Balance Transfer Or Personal Loan FAQs

Below are some of the most common questions about balance transfers and personal loans.

Is it better to get a balance transfer or a loan?

The decision to get a personal loan vs. balance transfer depends on your unique financial situation. Personal loans may be better for larger debts you need to pay over the course of years, while balance transfers may be better for a smaller amount of credit card debt you can pay off in months without interest payments.

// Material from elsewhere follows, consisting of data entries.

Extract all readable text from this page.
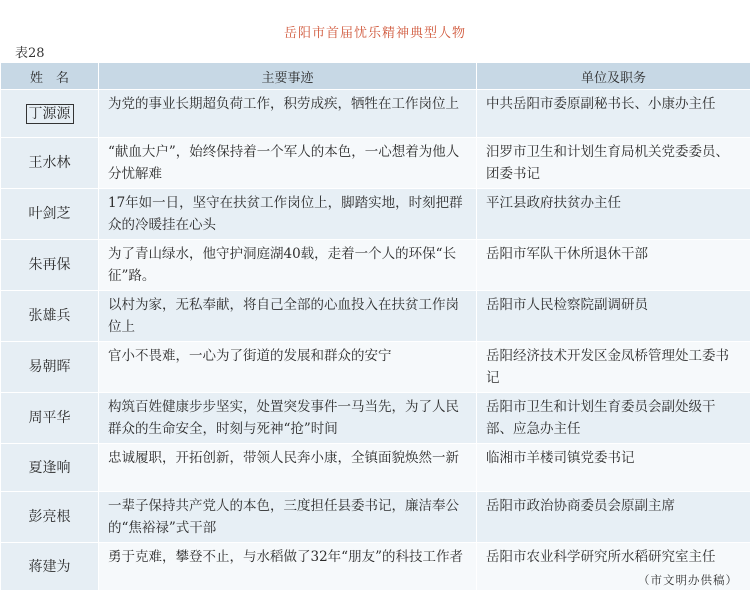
岳阳市首届忧乐精神典型人物
表28
姓　名	主要事迹	单位及职务
丁源源	为党的事业长期超负荷工作，积劳成疾，牺牲在工作岗位上	中共岳阳市委原副秘书长、小康办主任
王水林	“献血大户”，始终保持着一个军人的本色，一心想着为他人分忧解难	汨罗市卫生和计划生育局机关党委委员、团委书记
叶剑芝	17年如一日，坚守在扶贫工作岗位上，脚踏实地，时刻把群众的冷暖挂在心头	平江县政府扶贫办主任
朱再保	为了青山绿水，他守护洞庭湖40载，走着一个人的环保“长征”路。	岳阳市军队干休所退休干部
张雄兵	以村为家，无私奉献，将自己全部的心血投入在扶贫工作岗位上	岳阳市人民检察院副调研员
易朝晖	官小不畏难，一心为了街道的发展和群众的安宁	岳阳经济技术开发区金凤桥管理处工委书记
周平华	构筑百姓健康步步坚实，处置突发事件一马当先，为了人民群众的生命安全，时刻与死神“抢”时间	岳阳市卫生和计划生育委员会副处级干部、应急办主任
夏逢响	忠诚履职，开拓创新，带领人民奔小康，全镇面貌焕然一新	临湘市羊楼司镇党委书记
彭亮根	一辈子保持共产党人的本色，三度担任县委书记，廉洁奉公的“焦裕禄”式干部	岳阳市政治协商委员会原副主席
蒋建为	勇于克难，攀登不止，与水稻做了32年“朋友”的科技工作者	岳阳市农业科学研究所水稻研究室主任
（市文明办供稿）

Do balance transfers hurt my credit?

Balance transfers can improve your credit score by decreasing your credit utilization and making your payments more manageable during the initial 0% interest period. While there can be temporary effects on your credit score from a hard inquiry into your credit history, this is the same effect that applying for any credit card would have.

Are balance transfers or personal loans better for rebuilding my credit?

Both balance transfer and personal loans can help you rebuild your credit. Ultimately, the option that is best for you depends on your personal financial situation.

The Bottom Line: Balance Transfers And Personal Loans Can Lift You Out Of Debt

Balance transfers and personal loans use different methods to achieve a similar goal: to put you on the path to financial freedom. Both options can be excellent avenues to get you out of debt if you do the research and determine which is best for you. Make sure to weigh the pros and cons of each option before deciding.